L’introduction du processus de médiation ne prend que quelques heures une fois l’accord des parties obtenu sur son principe. La principale contrainte consiste alors à réunir les parties et le médiateur pour la tenue des réunions. La plate-forme madecision.com a choisi de répondre à cette problématique en permettant l’organisation simplifiée de visioconférences, sans réunion présentielle, réduisant ainsi les coûts de déplacement et de location d’une salle.

La médiation doit en tout état de cause se dérouler dans un délai de 3 mois à compter de la désignation du médiateur, délai qui peut être renouvelé une fois mais ne peut en principe dépasser 6 mois ce qui implique une importante réactivité des parties. Les délais de la médiation pourront naturellement être adaptés aux situations et être réduits si les circonstances l’imposent ou prolongés si une observation de plusieurs mois doit être envisagée.

La mise en place du processus de médiation suppose enfin la suspension de toutes les démarches susceptibles d’empêcher l’aboutissement amiable du processus. Il en résulte que dans l’hypothèse de Monsieur X. les travaux de construction devront être suspendus pendant tout le temps de la discussion.
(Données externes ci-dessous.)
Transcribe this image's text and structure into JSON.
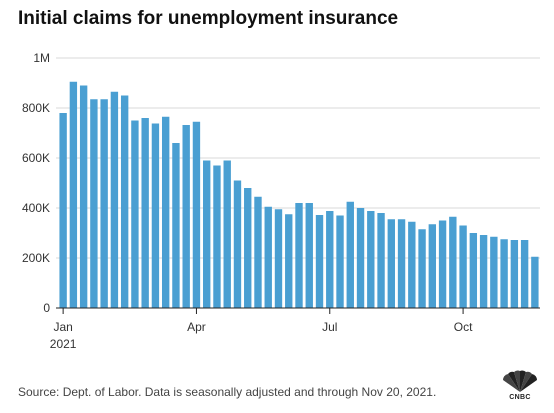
{
  "title": "Initial claims for unemployment insurance",
  "source": "Source: Dept. of Labor. Data is seasonally adjusted and through Nov 20, 2021.",
  "logo": {
    "name": "CNBC",
    "icon": "peacock-logo-icon"
  },
  "colors": {
    "bar": "#4a9fd2",
    "grid": "#d9d9d9",
    "axis": "#222222",
    "text": "#333333"
  },
  "chart_data": {
    "type": "bar",
    "xlabel": "",
    "ylabel": "",
    "ylim": [
      0,
      1000000
    ],
    "yticks": [
      {
        "value": 0,
        "label": "0"
      },
      {
        "value": 200000,
        "label": "200K"
      },
      {
        "value": 400000,
        "label": "400K"
      },
      {
        "value": 600000,
        "label": "600K"
      },
      {
        "value": 800000,
        "label": "800K"
      },
      {
        "value": 1000000,
        "label": "1M"
      }
    ],
    "xticks": [
      {
        "index": 0,
        "label": "Jan",
        "sublabel": "2021"
      },
      {
        "index": 13,
        "label": "Apr",
        "sublabel": ""
      },
      {
        "index": 26,
        "label": "Jul",
        "sublabel": ""
      },
      {
        "index": 39,
        "label": "Oct",
        "sublabel": ""
      }
    ],
    "grid": true,
    "values": [
      780000,
      905000,
      890000,
      835000,
      835000,
      865000,
      850000,
      750000,
      760000,
      738000,
      765000,
      660000,
      732000,
      745000,
      590000,
      570000,
      590000,
      510000,
      480000,
      445000,
      405000,
      395000,
      375000,
      420000,
      420000,
      372000,
      388000,
      370000,
      425000,
      400000,
      388000,
      380000,
      355000,
      355000,
      345000,
      315000,
      335000,
      350000,
      365000,
      330000,
      300000,
      292000,
      285000,
      275000,
      272000,
      272000,
      205000
    ]
  }
}
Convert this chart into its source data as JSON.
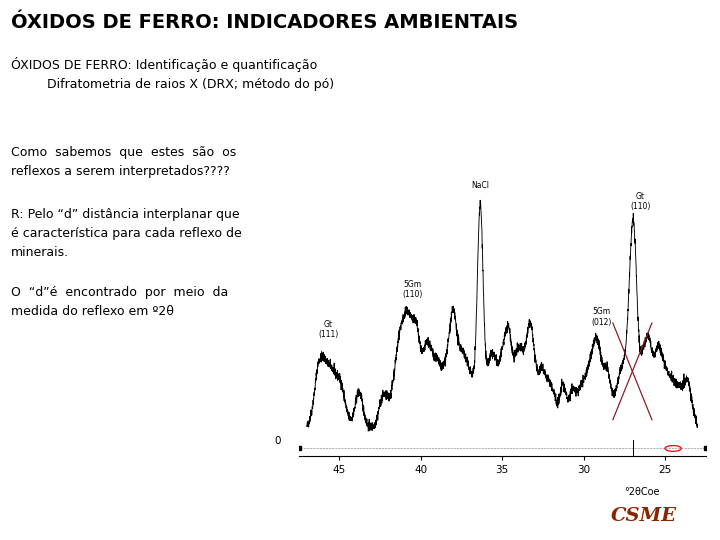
{
  "title": "ÓXIDOS DE FERRO: INDICADORES AMBIENTAIS",
  "subtitle1": "ÓXIDOS DE FERRO: Identificação e quantificação",
  "subtitle2": "Difratometria de raios X (DRX; método do pó)",
  "text1": "Como  sabemos  que  estes  são  os\nreflexos a serem interpretados????",
  "text2": "R: Pelo “d” distância interplanar que\né característica para cada reflexo de\nminerais.",
  "text3": "O  “d”é  encontrado  por  meio  da\nmedida do reflexo em º2θ",
  "xlabel": "°2θCoe",
  "x_ticks": [
    45,
    40,
    35,
    30,
    25
  ],
  "background_color": "#ffffff",
  "line_color": "#000000",
  "red_line_color": "#8B2020",
  "csme_color": "#8B2500",
  "title_fontsize": 14,
  "subtitle_fontsize": 9,
  "body_fontsize": 9
}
Le choix d’un processus de médiation ne remettra donc pas en cause le projet de construction de Monsieur X. pour une trop longue durée – ce qui aurait pu se passer devant le juge administratif -, tout en offrant des garanties à Monsieur et Madame P. sur l’utilité et l’efficience des discussions.

B. L’intérêt d’une discussion plus large pour la recherche d’une solution

Le processus de médiation conduit les parties à se concentrer sur leurs intérêts, leurs valeurs et besoins par opposition aux positions intangibles qu’ils auraient pu adopter dans une procédure contentieuse.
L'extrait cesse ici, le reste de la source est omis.